Le plan national de mobilisation contre les addictions (PNMA) 2018-2022 souhaite poursuivre et intensifier la politique de lutte contre les addictions en ciblant particulièrement les jeunes. Il s’articule autour de six axes :

  • protéger dès le plus jeune âge ;
  • mieux répondre aux conséquences des addictions pour les citoyens et la société ;
  • améliorer l’efficacité de la lutte contre le trafic ;
  • renforcer les connaissances et favoriser leur diffusion ;
  • développer la coopération internationale ;
  • créer les conditions de l’efficacité de l’action publique sur l’ensemble du territoire.

Le "Bilan du PNMA 2018-2022" salue des avancées, notamment :

Le rapport déplore cependant des difficultés persistantes, dont le non-respect massif de l'interdiction de la vente d'alcool, de tabac et de jeux d'argent et de hasard aux mineurs. Il conclut que certaines priorités ne connaîtront d'avancée significative qu'à condition de bénéficier à l'avenir d'une forte impulsion politique.

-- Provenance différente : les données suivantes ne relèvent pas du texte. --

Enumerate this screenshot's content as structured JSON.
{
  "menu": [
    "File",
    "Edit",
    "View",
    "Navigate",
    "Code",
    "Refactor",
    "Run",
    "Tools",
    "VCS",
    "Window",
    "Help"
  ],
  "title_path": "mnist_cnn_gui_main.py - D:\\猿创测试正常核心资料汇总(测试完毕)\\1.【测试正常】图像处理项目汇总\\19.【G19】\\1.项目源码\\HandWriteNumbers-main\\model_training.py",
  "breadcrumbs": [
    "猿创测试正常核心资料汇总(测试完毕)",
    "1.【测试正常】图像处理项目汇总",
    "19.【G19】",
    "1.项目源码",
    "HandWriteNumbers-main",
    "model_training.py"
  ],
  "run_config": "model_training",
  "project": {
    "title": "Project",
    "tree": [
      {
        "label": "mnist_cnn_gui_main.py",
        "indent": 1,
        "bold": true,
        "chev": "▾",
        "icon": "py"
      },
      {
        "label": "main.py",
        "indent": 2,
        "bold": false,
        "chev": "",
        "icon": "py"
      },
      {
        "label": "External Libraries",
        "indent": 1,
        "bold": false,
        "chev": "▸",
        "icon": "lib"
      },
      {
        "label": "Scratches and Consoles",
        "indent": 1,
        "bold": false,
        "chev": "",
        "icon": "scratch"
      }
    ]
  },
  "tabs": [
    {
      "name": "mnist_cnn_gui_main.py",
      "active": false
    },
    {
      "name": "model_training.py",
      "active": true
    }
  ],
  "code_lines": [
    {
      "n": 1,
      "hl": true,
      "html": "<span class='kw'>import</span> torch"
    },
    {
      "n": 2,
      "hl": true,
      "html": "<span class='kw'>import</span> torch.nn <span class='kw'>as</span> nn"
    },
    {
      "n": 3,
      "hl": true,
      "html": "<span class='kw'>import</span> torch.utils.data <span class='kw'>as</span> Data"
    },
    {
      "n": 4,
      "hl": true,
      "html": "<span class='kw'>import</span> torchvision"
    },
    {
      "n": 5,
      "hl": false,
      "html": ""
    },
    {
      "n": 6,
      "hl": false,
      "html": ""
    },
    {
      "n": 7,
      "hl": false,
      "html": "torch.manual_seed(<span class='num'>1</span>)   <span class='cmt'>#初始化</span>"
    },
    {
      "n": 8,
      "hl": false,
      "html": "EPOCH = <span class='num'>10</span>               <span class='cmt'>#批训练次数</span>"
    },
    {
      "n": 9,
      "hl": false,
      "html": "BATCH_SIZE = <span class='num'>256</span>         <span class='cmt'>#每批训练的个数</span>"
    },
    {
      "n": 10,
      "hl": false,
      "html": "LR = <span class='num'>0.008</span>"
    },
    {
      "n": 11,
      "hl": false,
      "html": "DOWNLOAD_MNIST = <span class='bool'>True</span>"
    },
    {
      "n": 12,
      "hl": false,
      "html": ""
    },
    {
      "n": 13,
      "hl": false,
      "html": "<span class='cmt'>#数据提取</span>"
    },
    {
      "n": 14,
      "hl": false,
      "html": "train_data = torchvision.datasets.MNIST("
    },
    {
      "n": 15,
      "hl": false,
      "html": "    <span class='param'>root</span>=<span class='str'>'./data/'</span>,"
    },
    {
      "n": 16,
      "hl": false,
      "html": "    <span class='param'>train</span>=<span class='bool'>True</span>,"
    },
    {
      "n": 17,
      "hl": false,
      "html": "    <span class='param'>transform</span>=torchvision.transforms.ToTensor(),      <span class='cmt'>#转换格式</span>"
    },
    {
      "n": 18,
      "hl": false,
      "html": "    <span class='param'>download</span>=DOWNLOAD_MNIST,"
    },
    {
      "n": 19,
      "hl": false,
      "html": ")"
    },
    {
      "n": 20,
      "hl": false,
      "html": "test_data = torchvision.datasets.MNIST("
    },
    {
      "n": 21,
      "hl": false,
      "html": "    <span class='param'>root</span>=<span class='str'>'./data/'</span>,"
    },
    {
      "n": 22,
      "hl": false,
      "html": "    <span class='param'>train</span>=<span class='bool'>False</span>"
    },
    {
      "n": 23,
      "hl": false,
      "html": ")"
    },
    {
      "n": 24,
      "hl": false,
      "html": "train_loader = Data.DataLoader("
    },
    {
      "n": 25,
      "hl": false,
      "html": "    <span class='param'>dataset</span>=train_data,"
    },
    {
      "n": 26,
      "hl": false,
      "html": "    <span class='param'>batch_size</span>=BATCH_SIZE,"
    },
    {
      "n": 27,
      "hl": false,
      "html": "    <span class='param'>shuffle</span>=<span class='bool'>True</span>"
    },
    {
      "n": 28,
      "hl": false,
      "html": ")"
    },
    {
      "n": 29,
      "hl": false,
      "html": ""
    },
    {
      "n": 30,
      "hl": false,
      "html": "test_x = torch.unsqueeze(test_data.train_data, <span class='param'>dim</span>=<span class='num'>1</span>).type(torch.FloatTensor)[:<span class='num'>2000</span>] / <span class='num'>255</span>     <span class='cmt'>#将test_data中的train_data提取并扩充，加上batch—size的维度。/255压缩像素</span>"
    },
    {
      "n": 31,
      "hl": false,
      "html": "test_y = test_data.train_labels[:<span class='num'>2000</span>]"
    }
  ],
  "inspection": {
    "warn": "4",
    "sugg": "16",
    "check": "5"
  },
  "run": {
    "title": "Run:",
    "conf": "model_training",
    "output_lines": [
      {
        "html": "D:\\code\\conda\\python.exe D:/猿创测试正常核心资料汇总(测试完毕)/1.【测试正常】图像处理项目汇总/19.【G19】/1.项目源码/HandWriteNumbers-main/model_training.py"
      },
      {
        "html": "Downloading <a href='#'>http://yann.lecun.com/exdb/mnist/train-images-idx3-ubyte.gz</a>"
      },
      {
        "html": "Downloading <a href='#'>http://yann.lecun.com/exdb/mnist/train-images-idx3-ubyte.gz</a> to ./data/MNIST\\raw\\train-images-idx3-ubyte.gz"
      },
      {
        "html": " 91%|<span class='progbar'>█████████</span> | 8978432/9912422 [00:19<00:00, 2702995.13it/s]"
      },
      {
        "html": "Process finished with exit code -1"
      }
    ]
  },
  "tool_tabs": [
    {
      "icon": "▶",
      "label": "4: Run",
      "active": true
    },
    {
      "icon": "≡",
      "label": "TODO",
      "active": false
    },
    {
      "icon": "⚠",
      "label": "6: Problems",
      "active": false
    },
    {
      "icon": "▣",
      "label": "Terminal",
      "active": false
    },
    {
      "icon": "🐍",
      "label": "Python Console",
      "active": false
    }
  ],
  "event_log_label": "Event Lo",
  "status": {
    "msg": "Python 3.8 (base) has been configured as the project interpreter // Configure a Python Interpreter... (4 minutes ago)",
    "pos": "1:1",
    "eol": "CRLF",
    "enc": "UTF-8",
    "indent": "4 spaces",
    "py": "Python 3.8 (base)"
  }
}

Enfin, la nouvelle Stratégie interministérielle de mobilisation contre les conduites addictives (Simca) 2023-2027, lancée le 9 mars 2023 a pour objectifs :

  • de donner à chacun la liberté de choisir en renforçant l'information sur les risques induits par l'usage du cannabis et de la cocaïne et la consommation excessive d'alcool, en particulier ;
  • d'accélérer la protection, des mineurs notamment, dans les milieux de vie. Elle vise par exemple un meilleur respect de l'interdiction de vente d'alcool, de tabac et de jeux d'argent et de hasard aux mineurs ;
  • d'activer toutes les pistes d'action pour une stratégie coordonnée et une mise en œuvre sur l'ensemble du territoire.

Des organismes dédiés

La politique publique de lutte contre la drogue et la toxicomanie se caractérise par sa nature interministérielle affirmée. La responsabilité de coordination et d’animation de cette politique publique est confiée à la Mission interministérielle de lutte contre les drogues et les conduites addictives (Mildeca).

L’Observatoire français des drogues et des toxicomanies (OFDT) rassemble, via son dispositif permanent d’observation et d’enquête, les informations nécessaires pour éclairer les pouvoirs publics, les professionnels de santé et le grand public sur le phénomène des drogues et des addictions. Il évalue le coût social du tabac et de l’alcool à, respectivement, 156 et 102 milliards d’euros (chiffres 2019), et celui des drogues illicites à 7,7 milliards. Le coût social se compose :

  • d’un coût externe : valeur des vies humaines perdues, perte de qualité de vie, perte de production des entreprises et des administrations ;
  • du coût pour les finances publiques : différence entre les dépenses de prévention, de répression et de soins, et les recettes des taxes sur l’alcool et le tabac ainsi que les pensions de retraite non versées.